Жалитвослов
Шрифт:
И пока он говорил это, пока задавал эти, в общем-то, риторические вопросы, ибо отвечать на них никто не собирался, — каждый занимался своим привычным делом: кто замешивал глину, кто растаскивал рухнувшую во время пожара кровлю, — он почувствовал, что в нем вдруг начали происходить какие-то геологические процессы, что-то сдвигалось, что-то смещалось, его начало трясти, все сильнее и сильнее, потом почва ушла из-под ног, и его стало бросать и бросало так, что он умолк на начатом было слове и только держался, чтобы не упасть.

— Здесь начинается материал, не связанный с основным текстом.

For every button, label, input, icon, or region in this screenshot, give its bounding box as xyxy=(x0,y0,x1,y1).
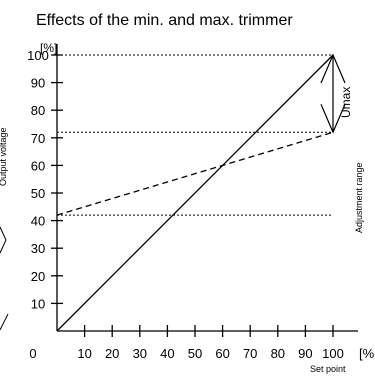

Он и раньше переживал землетрясения, но такого еще не случалось. Многие дома его рухнули, а большие здания стояли в трещинах, опасно было заходить в них. Густое облако пыли вознеслось над ним, и не слышно было сквозь пыль ни крика, ни плача, — настала мертвая тишина.
Он тоже растерянно молчал. Первым его побуждением было сказать, что это не он, это землетрясение. Но оправдываться было не перед кем: никому его оправдания не были нужны. А когда первые доброхоты начали растаскивать развалины
Но что была его растерянность при виде себя самого в сравнении с отчаянием и растерянностью живущих в нем людей! Они бродили меж развалин и громко звали своих родных, погребенных под рухнувшими жилищами. Его переполнял стон. Вопили и стенали оставшиеся в живых, заходясь в плаче по своим погибшим, кричали раненые и беззвучно и страшно раскрыты были в крике рты мертвых, которых вытаскивали из-под груд кирпича. Он напряженно вглядывался в своих жильцов, на время позабыв о себе. Их горе было непомерно. До этого он знал их промышлявшими торговлишкой, спорившими из-за веса монеты, измерявшими на глаз благополучие соседа, и всегда висела над ними какая-то надежда, и вечно присутствовала, что бы они ни делали, — отстраивали ли свои дома, разрушенные очередным набегом, восстанавливали ли торговлю, расстроенную войной. Но на этот раз, похоже, их стукнуло посильнее. Настал уже второй день после землетрясения, развалины начинали смердеть, люди разбирали их, закрыв лица белыми косынками, полуголые, в пыли, складывая трупы рядами в сторонке, и тут он нашел момент, чтобы предложить: перенесите в сторону и меня! Ведь я умер, разве вы не видите? Мне уже не отстроиться, ибо место, на котором стою, заклеймено. Всяк проходящий не преминул ударить меня. Теперь же ударили сильно, и вот, лежу в руинах за то, что, как блудница сидел на путях и отдавался всякому, кто хотел меня. Перенеся меня, вы потеряете в торговле, но зато обретете покой и тишину жизни.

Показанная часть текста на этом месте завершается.